Thankfully New England was spared Earl’s fury as the storm kept veering off to the east and weakening. We were very happy to make do without any more excitement! We went down to the beach during a break in the rain and there was some minor flooding from a little storm surge. Normally there is about twenty feet between the life guard chair and the water’s edge, but now the breaking waves came right up to the chair. (See photo above.) We were wondering about the line of birds hunkered down on the rocks in the distance. Couldn’t make out what they were. The breakwaters were almost covered with water.
But all in all, Hurricane Earl was a non-event.
I love this picture of my grandmother’s father, Capt. Martin F. Thompson (Pop), and her granduncle, Edward E. Swift (Uncle Ed), who lived to the age of 102. It was taken in Woods Hole in front of the hardware and ship’s chandler’s shop they used to run behind the Swifts’ house.
The sign used to read: “Edward E. Swift, Dealer in Hardware, Cordage, Paints, Oil, Glass, and Galvanized Nails and Specialty.”

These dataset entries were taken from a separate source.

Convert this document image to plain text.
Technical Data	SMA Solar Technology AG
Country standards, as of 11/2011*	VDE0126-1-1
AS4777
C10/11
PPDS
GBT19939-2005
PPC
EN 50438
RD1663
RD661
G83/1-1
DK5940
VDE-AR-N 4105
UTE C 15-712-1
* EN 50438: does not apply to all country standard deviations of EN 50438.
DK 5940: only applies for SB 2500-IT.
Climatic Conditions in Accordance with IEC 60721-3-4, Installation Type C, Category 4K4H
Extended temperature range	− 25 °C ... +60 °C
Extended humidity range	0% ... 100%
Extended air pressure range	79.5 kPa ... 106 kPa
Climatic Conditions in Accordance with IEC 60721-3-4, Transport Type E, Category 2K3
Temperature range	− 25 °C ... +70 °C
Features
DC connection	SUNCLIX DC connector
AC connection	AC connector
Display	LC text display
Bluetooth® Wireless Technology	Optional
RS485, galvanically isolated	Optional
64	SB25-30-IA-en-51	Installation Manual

Uncle Ed used to build and race 13-foot spritsail boats. After Uncle Ed died in 1964, my grandmother donated one of the spritsails he built to Mystic Seaport, a living history museum here in Connecticut, where it is still exhibited.
After spending many years caring for her children and then her parents and Uncle Ed & Aunt Flora, Grandmother spent the rest of her life pursuing her interests in nature photography and entomology. The little picture of me on the beach (in the sidebar on this blog) was taken by my grandmother. My grandparents were founding members of the Cape Cod Viewfinders Camera Club. The subjects of most of Grandmother’s photos were, of course, bugs…

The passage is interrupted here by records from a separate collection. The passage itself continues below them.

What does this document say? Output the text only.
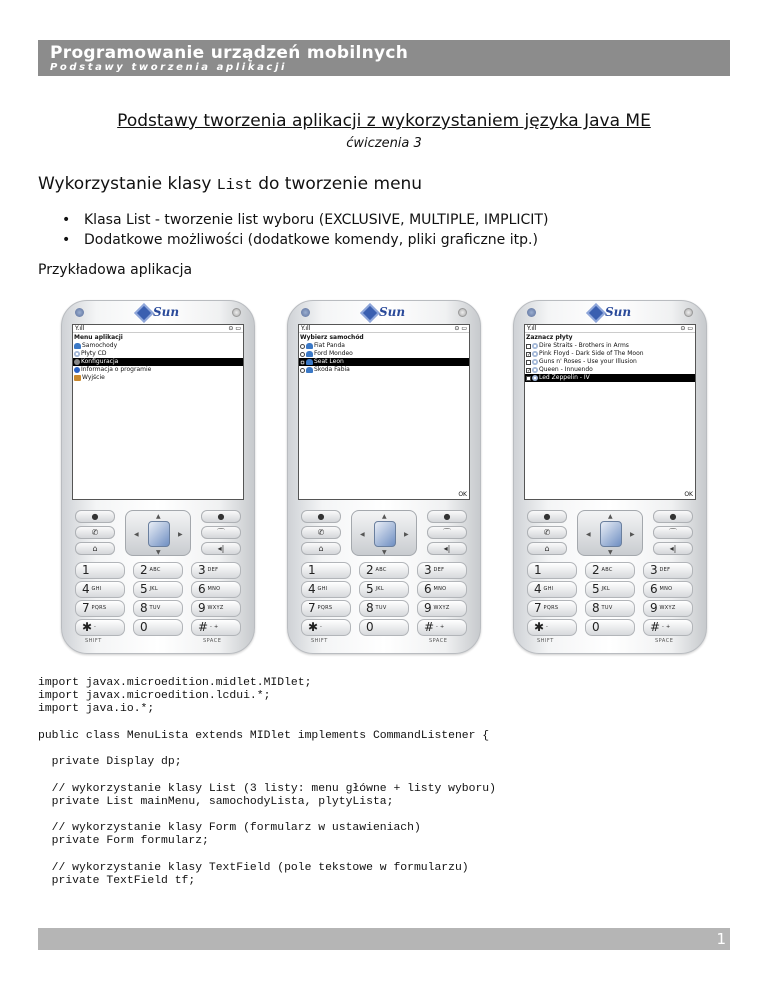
Programowanie urządzeń mobilnych
Podstawy tworzenia aplikacji
Podstawy tworzenia aplikacji z wykorzystaniem języka Java ME
ćwiczenia 3
Wykorzystanie klasy List do tworzenie menu
• Klasa List - tworzenie list wyboru (EXCLUSIVE, MULTIPLE, IMPLICIT)
• Dodatkowe możliwości (dodatkowe komendy, pliki graficzne itp.)
Przykładowa aplikacja
Sun
Y.ıll	⊙ ▭
Menu aplikacji
Samochody
Płyty CD
Konfiguracja
Informacja o programie
Wyjście
●	●
✆	⌒
⌂	◂|
▲
▼
◀	▶
1	2 ABC	3 DEF
4 GHI	5 JKL	6 MNO
7 PQRS	8 TUV	9 WXYZ
✱ -	0	# - +
SHIFT	SPACE
Sun
Y.ıll	⊙ ▭
Wybierz samochód
Fiat Panda
Ford Mondeo
Seat Leon
Skoda Fabia
OK
●	●
✆	⌒
⌂	◂|
▲
▼
◀	▶
1	2 ABC	3 DEF
4 GHI	5 JKL	6 MNO
7 PQRS	8 TUV	9 WXYZ
✱ -	0	# - +
SHIFT	SPACE
Sun
Y.ıll	⊙ ▭
Zaznacz płyty
Dire Straits - Brothers in Arms
✓ Pink Floyd - Dark Side of The Moon
Guns n' Roses - Use your Illusion
✓ Queen - Innuendo
✓ Led Zeppelin - IV
OK
●	●
✆	⌒
⌂	◂|
▲
▼
◀	▶
1	2 ABC	3 DEF
4 GHI	5 JKL	6 MNO
7 PQRS	8 TUV	9 WXYZ
✱ -	0	# - +
SHIFT	SPACE
import javax.microedition.midlet.MIDlet;
import javax.microedition.lcdui.*;
import java.io.*;

public class MenuLista extends MIDlet implements CommandListener {

private Display dp;

// wykorzystanie klasy List (3 listy: menu główne + listy wyboru)
private List mainMenu, samochodyLista, plytyLista;

// wykorzystanie klasy Form (formularz w ustawieniach)
private Form formularz;

// wykorzystanie klasy TextField (pole tekstowe w formularzu)
private TextField tf;
1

While she was an artist and I have several of her watercolors hanging on my walls, more than anything she loved capturing perfectly composed photographs of butterfly eggs, caterpillars, chrysalises, and emerging adults. Grandfather was a land surveyor and Grandmother would go out with him on surveys and find the butterfly and moth eggs of various species and bring them home on their leaves and then put them in outdoor aquariums in her back yard. She made sure each one had the right leaves for its diet, and they were free to fly away after they emerged. Each time I visited I got a grand tour of her latest collection.

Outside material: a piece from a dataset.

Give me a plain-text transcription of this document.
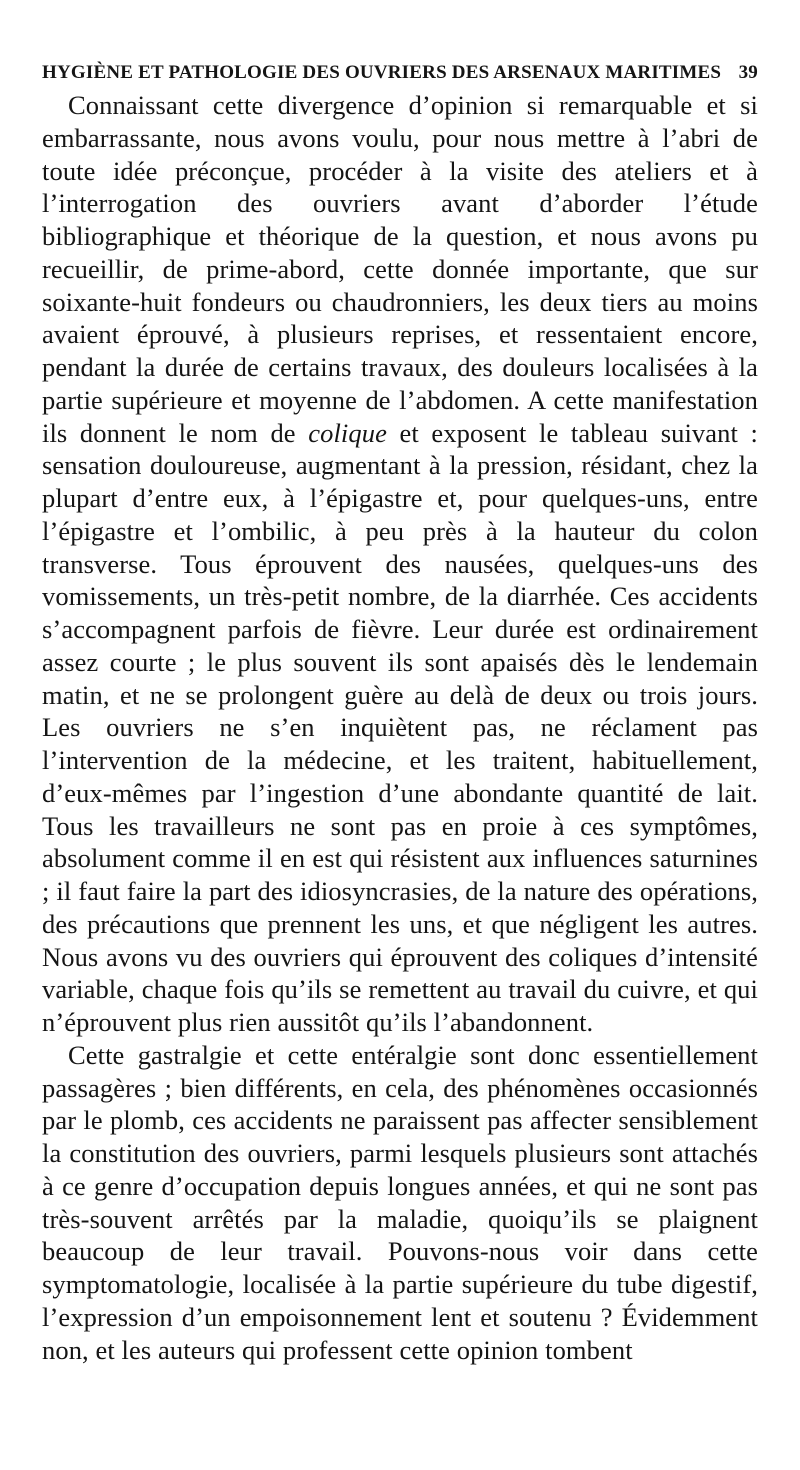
HYGIÈNE ET PATHOLOGIE DES OUVRIERS DES ARSENAUX MARITIMES 39

Connaissant cette divergence d’opinion si remarquable et si embarrassante, nous avons voulu, pour nous mettre à l’abri de toute idée préconçue, procéder à la visite des ateliers et à l’interrogation des ouvriers avant d’aborder l’étude bibliographique et théorique de la question, et nous avons pu recueillir, de prime-abord, cette donnée importante, que sur soixante-huit fondeurs ou chaudronniers, les deux tiers au moins avaient éprouvé, à plusieurs reprises, et ressentaient encore, pendant la durée de certains travaux, des douleurs localisées à la partie supérieure et moyenne de l’abdomen. A cette manifestation ils donnent le nom de colique et exposent le tableau suivant : sensation douloureuse, augmentant à la pression, résidant, chez la plupart d’entre eux, à l’épigastre et, pour quelques-uns, entre l’épigastre et l’ombilic, à peu près à la hauteur du colon transverse. Tous éprouvent des nausées, quelques-uns des vomissements, un très-petit nombre, de la diarrhée. Ces accidents s’accompagnent parfois de fièvre. Leur durée est ordinairement assez courte ; le plus souvent ils sont apaisés dès le lendemain matin, et ne se prolongent guère au delà de deux ou trois jours. Les ouvriers ne s’en inquiètent pas, ne réclament pas l’intervention de la médecine, et les traitent, habituellement, d’eux-mêmes par l’ingestion d’une abondante quantité de lait. Tous les travailleurs ne sont pas en proie à ces symptômes, absolument comme il en est qui résistent aux influences saturnines ; il faut faire la part des idiosyncrasies, de la nature des opérations, des précautions que prennent les uns, et que négligent les autres. Nous avons vu des ouvriers qui éprouvent des coliques d’intensité variable, chaque fois qu’ils se remettent au travail du cuivre, et qui n’éprouvent plus rien aussitôt qu’ils l’abandonnent.

Cette gastralgie et cette entéralgie sont donc essentiellement passagères ; bien différents, en cela, des phénomènes occasionnés par le plomb, ces accidents ne paraissent pas affecter sensiblement la constitution des ouvriers, parmi lesquels plusieurs sont attachés à ce genre d’occupation depuis longues années, et qui ne sont pas très-souvent arrêtés par la maladie, quoiqu’ils se plaignent beaucoup de leur travail. Pouvons-nous voir dans cette symptomatologie, localisée à la partie supérieure du tube digestif, l’expression d’un empoisonnement lent et soutenu ? Évidemment non, et les auteurs qui professent cette opinion tombent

Often she would warn us as we sat down to dinner that someone was due to emerge from its cocoon or chrysalis at any moment and that we would have to excuse her if she had to dash away from the table to photograph the event. She was very proper, but also very mischievous. Once when my father was teasing her at the breakfast table, she got him back by impishly buttering the back of his hand. She never lost her sense of wonder and curiosity and I loved her so much for bringing lots of magic into my childhood.
It was so much fun having my grandmother as my first and best pen pal. Even though we made the trip to Cape Cod to see my grandparents about once a month, we’d exchange letters once or twice a week. We both loved reading and writing… I still have her newsy letters, and later was delighted to discover that she had kept all of mine.
The picture to the right is of my great-grandmother, Amanda Eliza Hamblin (Mum) and my grandmother, Emma Freeman “Thommie” Thompson. Amanda’s father was a sea captain, too. Thompson was the surname chosen by my ancestor, Martin Thompson, who was born in Brevik, Norway in 1818. At birth his name was Ingebrigt Martinus Hansen, and he was the son of Hans Tønnesen. He Americanized Tønnesen to Thompson when he arrived in America, a month before his 19th birthday.
My sister illustrated (with little sailboats and seagulls) a poem I wrote at a very early age, which we gave as a gift to our grandmother, who framed it and kept it hanging in her breakfast nook. It went something like this:
I love Cape Cod Oh yes I do. The sea, the sand, Grandmother, too. I love the Cape So much, don’t you?